US 12,455,909 B2
Method and system for protecting and removing private information used in large language models
Vijay Madisetti, Alpharetta, GA (US); and Arshdeep Bahga, Chandigarh (IN)
Assigned to Vijay Madisetti, Alpharetta, GA (US)
Filed by Vijay Madisetti, Alpharetta, GA (US)
Filed on Feb. 25, 2025, as Appl. No. 19/062,123.
Application 19/062,123 is a continuation of application No. 18/744,199, filed on Jun. 14, 2024, granted, now 12,306,859.
Application 18/744,199 is a continuation in part of application No. 18/406,906, filed on Jan. 8, 2024, granted, now 12,158,904, issued on Dec. 3, 2024.
Application 18/406,906 is a continuation in part of application No. 18/470,487, filed on Sep. 20, 2023, granted, now 12,147,461, issued on Nov. 19, 2024.

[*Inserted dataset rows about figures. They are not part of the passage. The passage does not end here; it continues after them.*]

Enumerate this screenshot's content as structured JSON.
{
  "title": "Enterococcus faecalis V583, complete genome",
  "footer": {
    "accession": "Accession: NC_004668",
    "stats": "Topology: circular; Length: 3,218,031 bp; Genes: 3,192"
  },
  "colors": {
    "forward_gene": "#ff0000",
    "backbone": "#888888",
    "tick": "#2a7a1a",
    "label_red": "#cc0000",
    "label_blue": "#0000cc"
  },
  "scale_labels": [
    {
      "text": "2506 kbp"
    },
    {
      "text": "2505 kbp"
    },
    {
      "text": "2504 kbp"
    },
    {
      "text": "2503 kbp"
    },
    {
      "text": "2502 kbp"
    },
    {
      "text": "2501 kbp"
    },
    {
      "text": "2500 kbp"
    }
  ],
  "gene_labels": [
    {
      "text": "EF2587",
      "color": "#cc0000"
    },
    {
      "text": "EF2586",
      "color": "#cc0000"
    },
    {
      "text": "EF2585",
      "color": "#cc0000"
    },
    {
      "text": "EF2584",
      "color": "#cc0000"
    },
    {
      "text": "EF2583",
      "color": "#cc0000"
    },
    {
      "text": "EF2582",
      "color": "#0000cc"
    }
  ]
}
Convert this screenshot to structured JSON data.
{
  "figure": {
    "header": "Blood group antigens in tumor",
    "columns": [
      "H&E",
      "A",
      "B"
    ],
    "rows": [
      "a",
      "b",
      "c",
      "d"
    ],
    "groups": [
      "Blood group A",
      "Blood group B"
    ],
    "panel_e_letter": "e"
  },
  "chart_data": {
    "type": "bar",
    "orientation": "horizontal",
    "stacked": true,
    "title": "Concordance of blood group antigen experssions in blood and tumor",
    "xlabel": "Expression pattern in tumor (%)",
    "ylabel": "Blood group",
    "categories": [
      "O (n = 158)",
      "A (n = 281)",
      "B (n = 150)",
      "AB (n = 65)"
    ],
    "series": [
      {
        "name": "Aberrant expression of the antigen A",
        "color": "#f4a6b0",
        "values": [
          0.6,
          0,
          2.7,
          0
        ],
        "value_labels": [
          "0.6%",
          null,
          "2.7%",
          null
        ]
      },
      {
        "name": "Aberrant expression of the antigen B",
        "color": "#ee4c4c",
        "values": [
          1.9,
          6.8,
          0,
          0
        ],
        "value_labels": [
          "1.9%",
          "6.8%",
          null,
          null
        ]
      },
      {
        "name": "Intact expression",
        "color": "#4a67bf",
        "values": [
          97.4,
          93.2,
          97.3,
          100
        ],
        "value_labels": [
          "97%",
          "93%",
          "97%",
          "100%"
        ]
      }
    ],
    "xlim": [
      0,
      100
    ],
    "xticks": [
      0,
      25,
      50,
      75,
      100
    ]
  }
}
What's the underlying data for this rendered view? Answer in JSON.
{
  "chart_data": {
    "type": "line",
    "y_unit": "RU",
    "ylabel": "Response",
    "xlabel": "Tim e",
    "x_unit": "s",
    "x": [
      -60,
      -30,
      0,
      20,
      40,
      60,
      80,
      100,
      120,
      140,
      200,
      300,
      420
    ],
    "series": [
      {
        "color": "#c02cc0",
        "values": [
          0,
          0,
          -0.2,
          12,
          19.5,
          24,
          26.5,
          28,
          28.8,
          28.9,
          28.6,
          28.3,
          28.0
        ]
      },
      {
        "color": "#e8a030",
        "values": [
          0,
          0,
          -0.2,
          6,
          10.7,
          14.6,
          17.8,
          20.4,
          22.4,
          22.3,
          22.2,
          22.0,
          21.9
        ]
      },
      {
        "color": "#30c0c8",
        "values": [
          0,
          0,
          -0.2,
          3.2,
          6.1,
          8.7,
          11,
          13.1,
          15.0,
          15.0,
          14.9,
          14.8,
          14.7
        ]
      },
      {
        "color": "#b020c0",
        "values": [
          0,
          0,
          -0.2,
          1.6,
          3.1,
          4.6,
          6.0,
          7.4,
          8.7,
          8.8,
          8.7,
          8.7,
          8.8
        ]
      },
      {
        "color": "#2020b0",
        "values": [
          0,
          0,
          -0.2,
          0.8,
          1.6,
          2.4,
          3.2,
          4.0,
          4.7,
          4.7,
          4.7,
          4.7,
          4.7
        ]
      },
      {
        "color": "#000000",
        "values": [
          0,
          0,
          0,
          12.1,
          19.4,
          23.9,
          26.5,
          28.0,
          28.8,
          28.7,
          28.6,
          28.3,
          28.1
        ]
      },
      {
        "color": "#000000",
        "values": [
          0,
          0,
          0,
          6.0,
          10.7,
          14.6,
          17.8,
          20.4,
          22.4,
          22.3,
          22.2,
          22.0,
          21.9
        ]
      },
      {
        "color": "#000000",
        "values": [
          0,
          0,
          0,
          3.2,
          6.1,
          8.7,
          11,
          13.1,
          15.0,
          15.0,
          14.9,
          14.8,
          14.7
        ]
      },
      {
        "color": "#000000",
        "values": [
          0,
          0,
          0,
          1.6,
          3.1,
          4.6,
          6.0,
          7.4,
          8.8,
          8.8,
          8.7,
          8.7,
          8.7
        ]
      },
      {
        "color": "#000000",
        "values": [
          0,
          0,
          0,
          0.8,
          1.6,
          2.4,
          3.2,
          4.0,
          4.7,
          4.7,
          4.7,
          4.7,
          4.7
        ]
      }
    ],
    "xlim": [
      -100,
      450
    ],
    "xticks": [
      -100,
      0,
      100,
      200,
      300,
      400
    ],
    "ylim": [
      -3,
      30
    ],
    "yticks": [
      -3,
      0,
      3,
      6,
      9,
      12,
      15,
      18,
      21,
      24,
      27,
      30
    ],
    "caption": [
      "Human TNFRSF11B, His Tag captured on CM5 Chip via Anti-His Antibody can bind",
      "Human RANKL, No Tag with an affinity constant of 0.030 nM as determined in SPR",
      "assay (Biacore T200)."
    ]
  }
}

Application 18/470,487 is a continuation of application No. 18/348,692, filed on Jul. 7, 2023, granted, now 12,001,462, issued on Jun. 4, 2024.

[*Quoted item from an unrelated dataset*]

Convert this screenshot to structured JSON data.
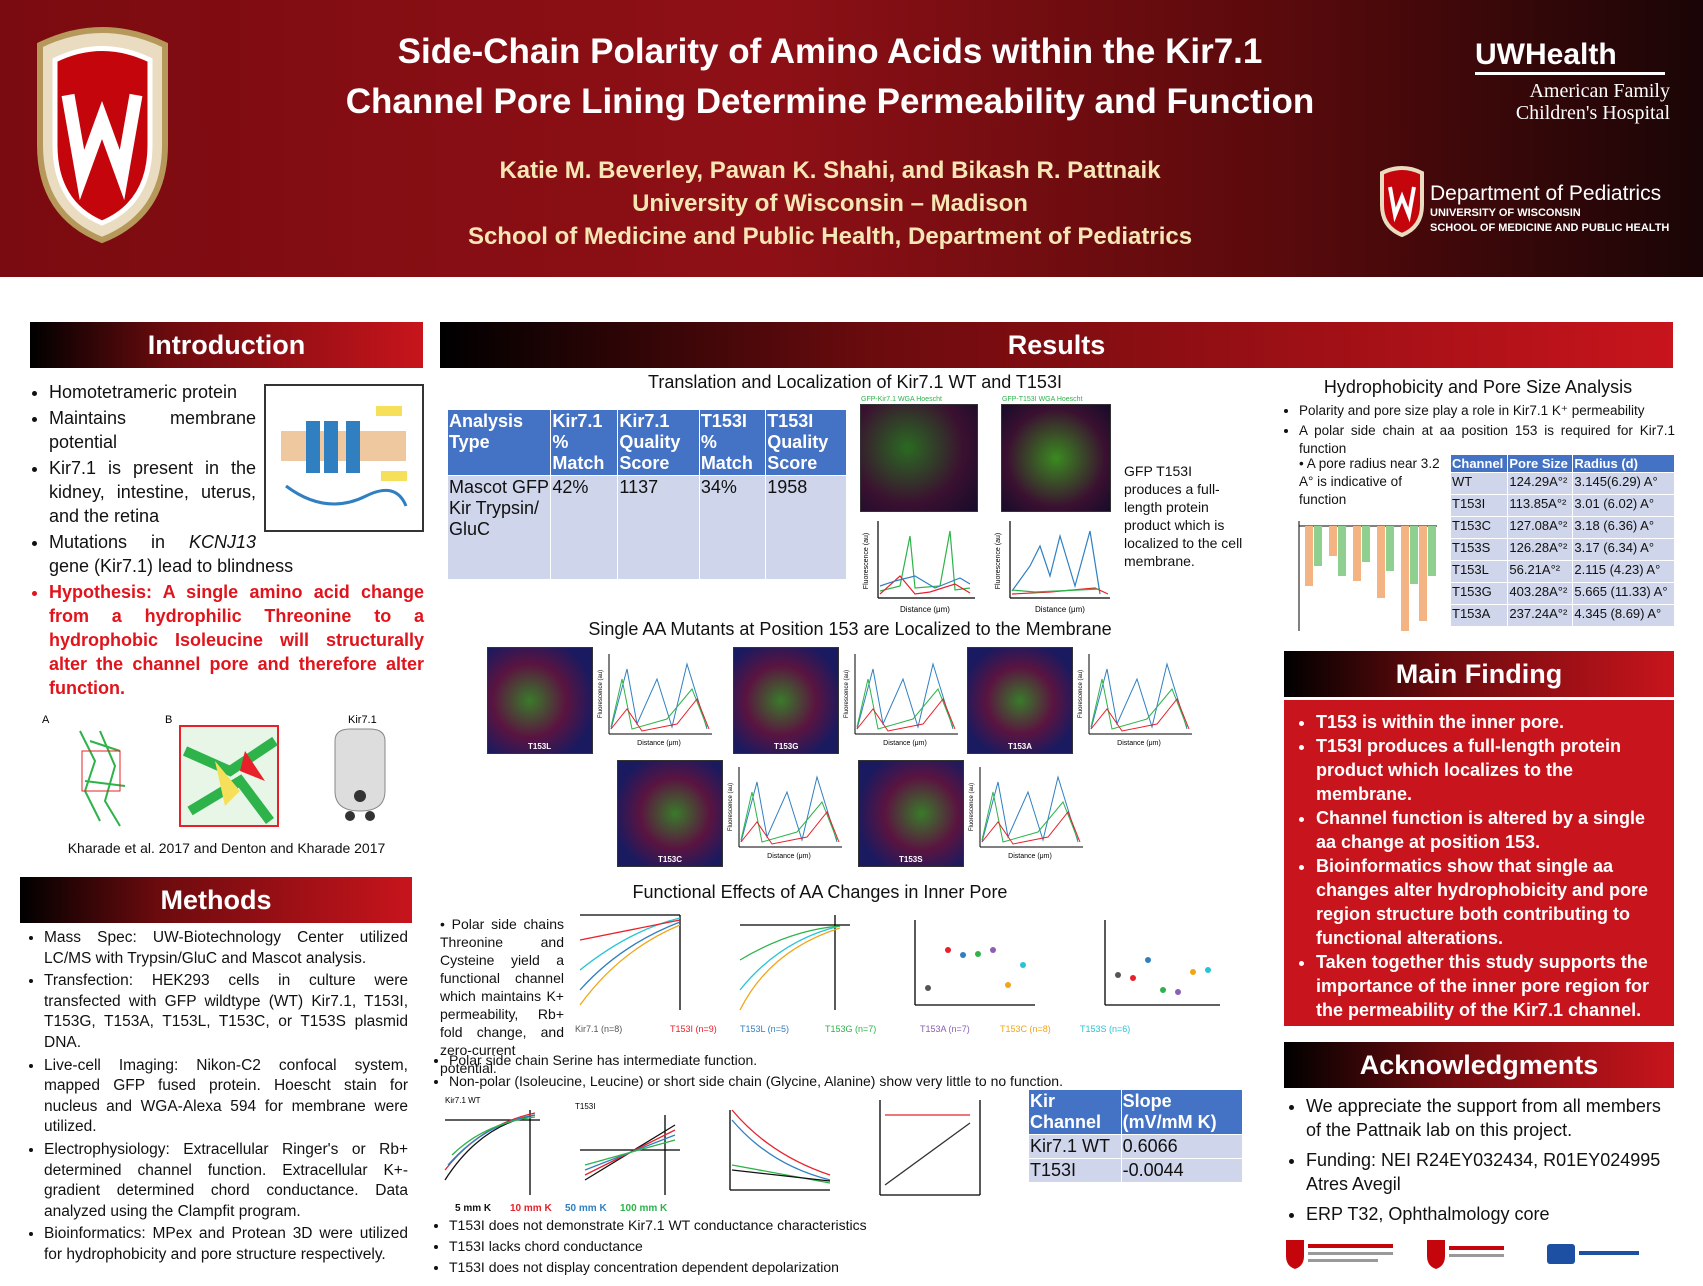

Claims priority of provisional application 63/551,548, filed on Feb. 9, 2024.
Claims priority of provisional application 63/604,909, filed on Dec. 1, 2023.

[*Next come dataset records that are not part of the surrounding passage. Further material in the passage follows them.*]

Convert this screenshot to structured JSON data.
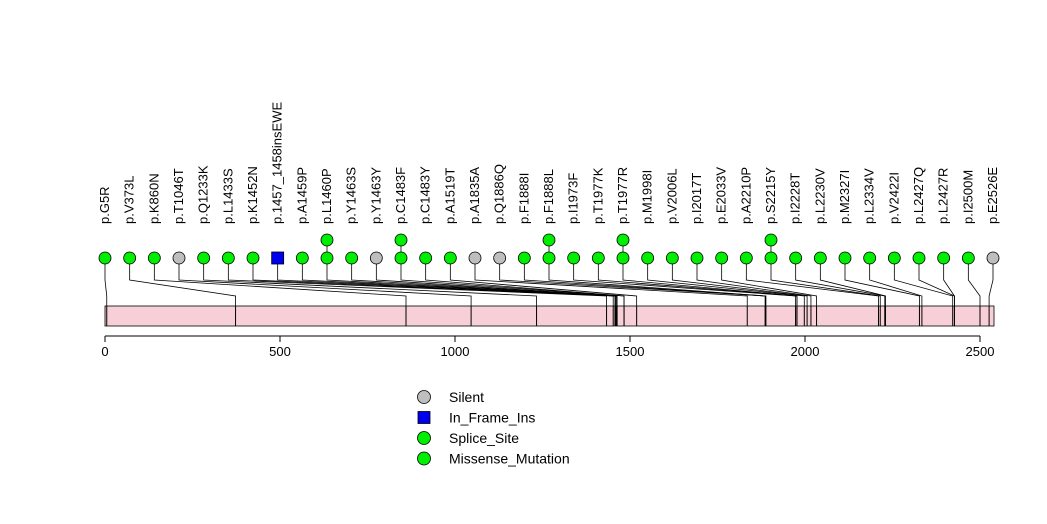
{
  "chart_data": {
    "type": "lollipop",
    "xlim": [
      0,
      2550
    ],
    "x_ticks": [
      0,
      500,
      1000,
      1500,
      2000,
      2500
    ],
    "protein_bar_color": "#f6d0d6",
    "colors": {
      "Silent": "#bebebe",
      "In_Frame_Ins": "#0000ee",
      "Splice_Site": "#00ee00",
      "Missense_Mutation": "#00ee00"
    },
    "legend": [
      {
        "label": "Silent",
        "shape": "circle",
        "color": "#bebebe"
      },
      {
        "label": "In_Frame_Ins",
        "shape": "square",
        "color": "#0000ee"
      },
      {
        "label": "Splice_Site",
        "shape": "circle",
        "color": "#00ee00"
      },
      {
        "label": "Missense_Mutation",
        "shape": "circle",
        "color": "#00ee00"
      }
    ],
    "mutations": [
      {
        "label": "p.G5R",
        "pos": 5,
        "type": "Missense_Mutation",
        "count": 1
      },
      {
        "label": "p.V373L",
        "pos": 373,
        "type": "Missense_Mutation",
        "count": 1
      },
      {
        "label": "p.K860N",
        "pos": 860,
        "type": "Missense_Mutation",
        "count": 1
      },
      {
        "label": "p.T1046T",
        "pos": 1046,
        "type": "Silent",
        "count": 1
      },
      {
        "label": "p.Q1233K",
        "pos": 1233,
        "type": "Missense_Mutation",
        "count": 1
      },
      {
        "label": "p.L1433S",
        "pos": 1433,
        "type": "Missense_Mutation",
        "count": 1
      },
      {
        "label": "p.K1452N",
        "pos": 1452,
        "type": "Missense_Mutation",
        "count": 1
      },
      {
        "label": "p.1457_1458insEWE",
        "pos": 1457,
        "type": "In_Frame_Ins",
        "count": 1
      },
      {
        "label": "p.A1459P",
        "pos": 1459,
        "type": "Missense_Mutation",
        "count": 1
      },
      {
        "label": "p.L1460P",
        "pos": 1460,
        "type": "Missense_Mutation",
        "count": 2
      },
      {
        "label": "p.Y1463S",
        "pos": 1463,
        "type": "Missense_Mutation",
        "count": 1
      },
      {
        "label": "p.Y1463Y",
        "pos": 1463,
        "type": "Silent",
        "count": 1
      },
      {
        "label": "p.C1483F",
        "pos": 1483,
        "type": "Missense_Mutation",
        "count": 2
      },
      {
        "label": "p.C1483Y",
        "pos": 1483,
        "type": "Missense_Mutation",
        "count": 1
      },
      {
        "label": "p.A1519T",
        "pos": 1519,
        "type": "Missense_Mutation",
        "count": 1
      },
      {
        "label": "p.A1835A",
        "pos": 1835,
        "type": "Silent",
        "count": 1
      },
      {
        "label": "p.Q1886Q",
        "pos": 1886,
        "type": "Silent",
        "count": 1
      },
      {
        "label": "p.F1888I",
        "pos": 1888,
        "type": "Missense_Mutation",
        "count": 1
      },
      {
        "label": "p.F1888L",
        "pos": 1888,
        "type": "Missense_Mutation",
        "count": 2
      },
      {
        "label": "p.I1973F",
        "pos": 1973,
        "type": "Missense_Mutation",
        "count": 1
      },
      {
        "label": "p.T1977K",
        "pos": 1977,
        "type": "Missense_Mutation",
        "count": 1
      },
      {
        "label": "p.T1977R",
        "pos": 1977,
        "type": "Missense_Mutation",
        "count": 2
      },
      {
        "label": "p.M1998I",
        "pos": 1998,
        "type": "Missense_Mutation",
        "count": 1
      },
      {
        "label": "p.V2006L",
        "pos": 2006,
        "type": "Missense_Mutation",
        "count": 1
      },
      {
        "label": "p.I2017T",
        "pos": 2017,
        "type": "Missense_Mutation",
        "count": 1
      },
      {
        "label": "p.E2033V",
        "pos": 2033,
        "type": "Missense_Mutation",
        "count": 1
      },
      {
        "label": "p.A2210P",
        "pos": 2210,
        "type": "Missense_Mutation",
        "count": 1
      },
      {
        "label": "p.S2215Y",
        "pos": 2215,
        "type": "Missense_Mutation",
        "count": 2
      },
      {
        "label": "p.I2228T",
        "pos": 2228,
        "type": "Missense_Mutation",
        "count": 1
      },
      {
        "label": "p.L2230V",
        "pos": 2230,
        "type": "Missense_Mutation",
        "count": 1
      },
      {
        "label": "p.M2327I",
        "pos": 2327,
        "type": "Missense_Mutation",
        "count": 1
      },
      {
        "label": "p.L2334V",
        "pos": 2334,
        "type": "Missense_Mutation",
        "count": 1
      },
      {
        "label": "p.V2422I",
        "pos": 2422,
        "type": "Missense_Mutation",
        "count": 1
      },
      {
        "label": "p.L2427Q",
        "pos": 2427,
        "type": "Missense_Mutation",
        "count": 1
      },
      {
        "label": "p.L2427R",
        "pos": 2427,
        "type": "Missense_Mutation",
        "count": 1
      },
      {
        "label": "p.I2500M",
        "pos": 2500,
        "type": "Missense_Mutation",
        "count": 1
      },
      {
        "label": "p.E2526E",
        "pos": 2526,
        "type": "Silent",
        "count": 1
      }
    ]
  }
}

Claims priority of provisional application 63/604,910, filed on Dec. 1, 2023.
Claims priority of provisional application 63/602,675, filed on Nov. 27, 2023.
Claims priority of provisional application 63/469,571, filed on May 30, 2023.
Claims priority of provisional application 63/463,913, filed on May 4, 2023.
Prior Publication US 2025/0217394 A1, Jul. 3, 2025
Int. Cl. G06F 16/3329 (2025.01); G06F 40/284 (2020.01)
CPC G06F 16/3329 (2019.01) [G06F 40/284 (2020.01)] 27 Claims
OG exemplary drawing
 
1. A method for generating adversarial data for use in a large language model (LLM) comprising:
receiving an input condition comprising a plurality of authentic data records;
extracting by a personally identifiable information (PII) extraction module an extracted authentic data record from the input condition, the extracted authentic data record comprising a plurality of data fields;
assigning a utility score to each data field of the plurality of data fields by a generator neural network using a utility function;
one of receiving an adversarial loss term indicating a target divergence between the extracted authentic data record and a synthetic data record and generating the adversarial loss term; and
generating the synthetic data record to be comprised by a plurality of synthetic data records and to comprise a plurality of synthetic data fields based on the input condition, the utility score of each data field of the plurality of data fields, and the adversarial loss term, each synthetic data field of the plurality of synthetic data fields being associated with a data field of the plurality of data fields.